Analyze the impact of infrastructure design on the existing and planned technical environment.

  • Assess current applications.

  • Analyze network infrastructure, protocols, and hosts.

  • Evaluate network services.

  • Analyze TCP/IP infrastructure.

  • Assess current hardware.

  • Identify existing and planned upgrades and rollouts.

  • Analyze technical support structure.

  • Analyze existing and planned network and systems management.

This objective addresses the considerations that must be made to determine the impact of a new network infrastructure design on the existing network infrastructure. Windows 2000 was designed to be deployed gradually. To successfully deploy, you must fully understand the areas where changes to the existing infrastructure will be the most disruptive and plan accordingly. You must also be able to identify the areas of the existing network infrastructure requiring improvement or change.

  • Analyze the network requirements for client computer access.

  • Analyze end-user work needs.

  • Analyze end-user usage patterns.

The primary function of any network infrastructure is to support the needs of the end users. This objective will help you learn to identify the needs of the end-user community and focus your network infrastructure design on meeting those needs.

Analyze the existing disaster recovery strategy for client computers, servers, and the network.

This objective helps you examine the disaster recovery strategies that exist to support the current network infrastructure. You will need to consider these strategies and determine whether they are sufficient for the existing infrastructure as well as for the new network infrastructure design.


  • Introduction

  • Evaluating Technical Environment and Goals

    • Analyze Company Size and User and Resource Distribution

    • Assessing Available Connectivity

    • Assessing Bandwidth and Latency

    • Performance, Scalability, and Availability

    • Data and System Access

    • Network Roles and Responsibilities

    • Security Considerations

      • Physical Security

      • Internal Access Security

      • External Access Security

  • Analyzing the Impact of Infrastructure Design

    • Applications

    • Network Infrastructure, Protocols, and Hosts

    • Network Services

    • TCP/IP Infrastructure

      • The IP Addressing Scheme

      • The IP Address Assignment Process

      • The Host Name Registration Process

      • The Host Name Resolution Process

    • Hardware

    • Upgrades and Rollouts

    • Technical Support Structure

    • Network and Systems Management

  • Analyzing Client Computer Access Requirements

    • End-User Work Needs

    • End-User Usage Patterns

  • Analyzing Disaster Recovery Strategies

    • Tape Backup Strategies

    • Hardware Failure Recovery Strategies

    • Power and Other Environmental Failure Recovery Strategies

    • Data Line and Cable Failure Recovery Strategies

    • System Code Failure Recovery Strategies

    • Ultimate Recovery from Acts of God

  • Chapter Summary

  • Apply Your Knowledge

Study Strategies

The material in this chapter is not necessarily Microsoft-specific. The approach to network analysis that you take in this chapter will serve you well on any network project. Remember as you learn these techniques that many of them can be transferred to other non-Microsoft projects.

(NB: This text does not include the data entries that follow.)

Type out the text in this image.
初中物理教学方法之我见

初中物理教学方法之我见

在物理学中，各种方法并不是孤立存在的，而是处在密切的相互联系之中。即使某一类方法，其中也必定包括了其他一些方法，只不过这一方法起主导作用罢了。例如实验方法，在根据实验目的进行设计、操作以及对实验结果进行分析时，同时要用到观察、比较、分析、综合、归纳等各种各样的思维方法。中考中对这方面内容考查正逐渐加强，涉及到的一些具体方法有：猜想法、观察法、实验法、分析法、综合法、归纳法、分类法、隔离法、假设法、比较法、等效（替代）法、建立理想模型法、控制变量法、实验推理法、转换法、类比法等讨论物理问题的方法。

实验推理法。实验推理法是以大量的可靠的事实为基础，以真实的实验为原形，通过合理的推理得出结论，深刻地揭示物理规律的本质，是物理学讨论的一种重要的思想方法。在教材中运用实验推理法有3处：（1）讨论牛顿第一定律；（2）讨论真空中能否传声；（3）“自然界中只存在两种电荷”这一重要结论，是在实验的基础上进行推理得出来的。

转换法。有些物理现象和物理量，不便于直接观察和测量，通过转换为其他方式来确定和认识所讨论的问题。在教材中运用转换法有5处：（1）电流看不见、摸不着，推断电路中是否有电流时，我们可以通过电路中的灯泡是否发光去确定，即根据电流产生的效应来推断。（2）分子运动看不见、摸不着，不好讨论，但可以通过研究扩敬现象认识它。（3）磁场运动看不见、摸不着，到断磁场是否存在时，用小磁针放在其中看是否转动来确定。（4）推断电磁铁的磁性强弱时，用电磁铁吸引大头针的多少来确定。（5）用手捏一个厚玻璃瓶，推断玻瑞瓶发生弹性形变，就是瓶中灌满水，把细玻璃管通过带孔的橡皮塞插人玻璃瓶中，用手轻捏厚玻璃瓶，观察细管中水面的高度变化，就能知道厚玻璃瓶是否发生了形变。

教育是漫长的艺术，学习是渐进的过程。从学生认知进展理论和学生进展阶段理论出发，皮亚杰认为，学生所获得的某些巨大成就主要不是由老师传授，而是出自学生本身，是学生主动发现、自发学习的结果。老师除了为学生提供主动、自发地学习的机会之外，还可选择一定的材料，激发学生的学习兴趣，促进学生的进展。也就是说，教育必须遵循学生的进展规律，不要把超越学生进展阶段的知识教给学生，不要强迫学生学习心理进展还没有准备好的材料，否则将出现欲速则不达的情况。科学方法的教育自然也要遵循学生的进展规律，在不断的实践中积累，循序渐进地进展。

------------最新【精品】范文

Much of the material in this chapter dealing with basic networking was previously covered on the MCSE 4.0 exam Networking Essentials. Because Microsoft has eliminated this exam requirement in the MCSE 2000 track, I recommend reviewing Network+ Certification Guide (New Riders Publishing, ISBN 073570077X) and Network+ Fast Track (New Riders Publishing, ISBN 0735709041).

Pay particular attention to the Case Study that we develop in this chapter. Case studies are an excellent way to learn and begin to understand network design concepts.

As you read the material presented in this chapter, try to associate it with events in your own experience. Think about network projects that you have been involved with, and try to determine if any of the steps described in this chapter were performed for those projects. What was the outcome as a result of design planning strategies?